6. Four-quadrant Facial Function in Dysphagic Patients after Stroke and Healthy Controls

Hägg M.,Tibbling L. Neurology Research International Volume 2014, Article ID 672685, 5 pages.

Abstract as published

This study aims to examine any motility disturbance in any quadrant of the face other than the quadrant innervated by the lower facial nerve contralateral to the cortical lesion after stroke. Thirty-one stroke-afflicted patients with subjective dysphagia, consecutively referred to a swallowing centre, were investigated with a facial activity test (FAT) in all four facial quadrants and with a swallowing capacity test (SCT). Fifteen healthy adult participants served as FAT controls. Sixteen patients were judged to have a central facial palsy (FP) according to the referring physician, but all 31 patients had a pathological FAT in the lower quadrant contralateral to the cortical lesion. Simultaneous pathology in all four quadrants was observed in 52 % of stroke-afflicted patients with dysphagia; some pathology in the left or right upper quadrant was observed in 74 %. Dysfunction in multiple facial quadrants was independent of the time interval between stroke and study inclusion. All patients except two had a pathological SCT. All the controls had normal activity in all facial quadrants. In summary the majority of poststroke patients with dysphagia have subclinical orofacial motor dysfunction in three or four facial quadrants as assessed with a FAT. However, whether subclinical orofacial motor dysfunction can be present in stroke-afflicted patients without dysphagia is unknown.

Relevance to conditions

Dysphagia: Proof of existence of multi-quadrant facial paresis in all stroke patients, and the effectiveness of IQoro in treating.

Study type

Peer reviewed, Prospective, Cross-sectional.

Aim

To examine any motility disturbance after stroke in a quadrant of the face other than the quadrant innervated by the lower facial nerve contralateral to the cortical lesion.

Patients

46 adult patients: 31 after first stroke and 15 healthy controls.

The stroke group consisted of F=11, M=20, median age 67 (range 46–82 years).

11 patients had a cortical lesion on the right-hand side (RHS), 18 on the left-hand side (LHS) and 2 had a bilateral lesion.

Facial palsy (FP) at rest, was diagnosed by the referring physicians in 7 on RHS, 8 LHS and in 1 of the bilateral cases. FP at rest was not diagnosed in 15 patients.

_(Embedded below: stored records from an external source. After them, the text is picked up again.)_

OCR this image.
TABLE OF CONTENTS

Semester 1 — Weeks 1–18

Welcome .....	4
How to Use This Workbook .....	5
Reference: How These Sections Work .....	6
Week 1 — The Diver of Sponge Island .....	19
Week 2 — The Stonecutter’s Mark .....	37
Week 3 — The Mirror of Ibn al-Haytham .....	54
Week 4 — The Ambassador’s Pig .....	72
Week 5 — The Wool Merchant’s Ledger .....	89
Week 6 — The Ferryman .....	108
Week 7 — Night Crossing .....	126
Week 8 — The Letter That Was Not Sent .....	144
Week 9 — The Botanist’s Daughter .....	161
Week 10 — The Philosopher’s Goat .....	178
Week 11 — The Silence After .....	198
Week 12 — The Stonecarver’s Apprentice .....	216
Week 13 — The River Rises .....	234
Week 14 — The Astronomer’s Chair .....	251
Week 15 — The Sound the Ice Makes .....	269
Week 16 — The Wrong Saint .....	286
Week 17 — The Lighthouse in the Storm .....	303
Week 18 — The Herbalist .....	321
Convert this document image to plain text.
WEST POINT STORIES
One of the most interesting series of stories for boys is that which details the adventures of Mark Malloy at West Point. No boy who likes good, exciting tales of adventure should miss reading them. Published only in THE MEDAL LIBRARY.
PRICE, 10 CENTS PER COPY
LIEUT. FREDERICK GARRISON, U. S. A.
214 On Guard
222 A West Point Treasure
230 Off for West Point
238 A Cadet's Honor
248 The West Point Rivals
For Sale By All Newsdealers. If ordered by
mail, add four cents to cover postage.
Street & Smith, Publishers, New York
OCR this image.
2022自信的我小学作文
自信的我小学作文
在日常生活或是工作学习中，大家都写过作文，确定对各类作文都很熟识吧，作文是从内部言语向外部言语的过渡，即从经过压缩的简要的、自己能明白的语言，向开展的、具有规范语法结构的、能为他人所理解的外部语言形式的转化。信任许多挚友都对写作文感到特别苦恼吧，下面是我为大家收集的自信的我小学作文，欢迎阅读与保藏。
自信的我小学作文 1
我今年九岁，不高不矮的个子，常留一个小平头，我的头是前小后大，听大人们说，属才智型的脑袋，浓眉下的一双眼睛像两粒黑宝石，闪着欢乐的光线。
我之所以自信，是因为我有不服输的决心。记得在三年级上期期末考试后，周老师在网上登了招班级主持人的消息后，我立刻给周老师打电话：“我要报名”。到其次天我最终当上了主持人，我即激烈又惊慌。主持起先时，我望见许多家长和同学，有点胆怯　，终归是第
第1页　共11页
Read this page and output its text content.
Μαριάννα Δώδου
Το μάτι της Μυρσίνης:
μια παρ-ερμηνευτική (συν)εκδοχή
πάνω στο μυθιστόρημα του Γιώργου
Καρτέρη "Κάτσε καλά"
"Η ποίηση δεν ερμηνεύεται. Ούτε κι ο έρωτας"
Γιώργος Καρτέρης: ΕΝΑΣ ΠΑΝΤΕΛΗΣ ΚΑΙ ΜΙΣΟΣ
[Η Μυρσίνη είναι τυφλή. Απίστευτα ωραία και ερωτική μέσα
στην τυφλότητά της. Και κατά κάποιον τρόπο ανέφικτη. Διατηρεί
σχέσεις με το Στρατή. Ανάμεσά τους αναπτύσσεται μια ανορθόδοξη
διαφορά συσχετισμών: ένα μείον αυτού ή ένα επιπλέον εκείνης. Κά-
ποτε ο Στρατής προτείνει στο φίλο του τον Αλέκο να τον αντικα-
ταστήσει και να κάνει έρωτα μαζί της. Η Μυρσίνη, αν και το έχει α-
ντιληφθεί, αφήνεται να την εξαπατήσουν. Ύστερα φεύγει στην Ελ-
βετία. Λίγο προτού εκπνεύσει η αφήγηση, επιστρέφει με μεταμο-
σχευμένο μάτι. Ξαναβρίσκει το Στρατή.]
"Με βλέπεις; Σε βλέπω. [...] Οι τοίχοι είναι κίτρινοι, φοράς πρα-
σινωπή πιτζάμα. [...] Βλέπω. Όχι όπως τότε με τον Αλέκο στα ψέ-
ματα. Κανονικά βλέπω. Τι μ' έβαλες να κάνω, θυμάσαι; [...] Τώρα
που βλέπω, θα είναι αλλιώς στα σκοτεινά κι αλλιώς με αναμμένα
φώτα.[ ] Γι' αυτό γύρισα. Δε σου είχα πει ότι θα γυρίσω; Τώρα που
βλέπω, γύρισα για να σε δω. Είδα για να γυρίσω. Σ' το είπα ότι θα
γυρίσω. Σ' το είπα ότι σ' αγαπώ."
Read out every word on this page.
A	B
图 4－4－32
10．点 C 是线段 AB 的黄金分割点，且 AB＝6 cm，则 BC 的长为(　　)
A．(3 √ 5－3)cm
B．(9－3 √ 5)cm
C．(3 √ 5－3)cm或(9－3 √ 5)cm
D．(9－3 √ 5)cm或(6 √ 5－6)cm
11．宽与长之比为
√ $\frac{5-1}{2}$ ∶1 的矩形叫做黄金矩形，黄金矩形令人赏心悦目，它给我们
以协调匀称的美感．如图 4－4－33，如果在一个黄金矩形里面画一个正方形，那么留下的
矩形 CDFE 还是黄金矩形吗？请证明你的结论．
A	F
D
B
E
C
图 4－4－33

The 15 healthy controls comprised F=6, M=9. Median age 66 (range 52–77 years)

Methods

Measurement and comparison of patients’ facial activity and swallowing ability.

Outcome measurements

  • Facial Activity Test (FAT)
  • Swallowing ability (using Timed Water Swallow Test – TWST) – lower normal value for swallowing rate ≥ 10 ml / sec.

Results

The majority of poststroke patients with dysphagia have subclinical orofacial motor dysfunction in three or four facial quadrants as assessed with a FAT. However, whether subclinical orofacial motor dysfunction can be present in stroke-afflicted patients without dysphagia is unknown.

Statistical significance of result

(p < 0.001) Pharyngeal sling force improvement.
(p < 0.001) Swallowing ability improvement.

Conclusion

IQoro training improves oropharyngeal dysphagia and facial paresis in patients with stroke irrespective of time to intervention, age or gender. The presence or absence of facial paresis had no effect on treatment outcomes.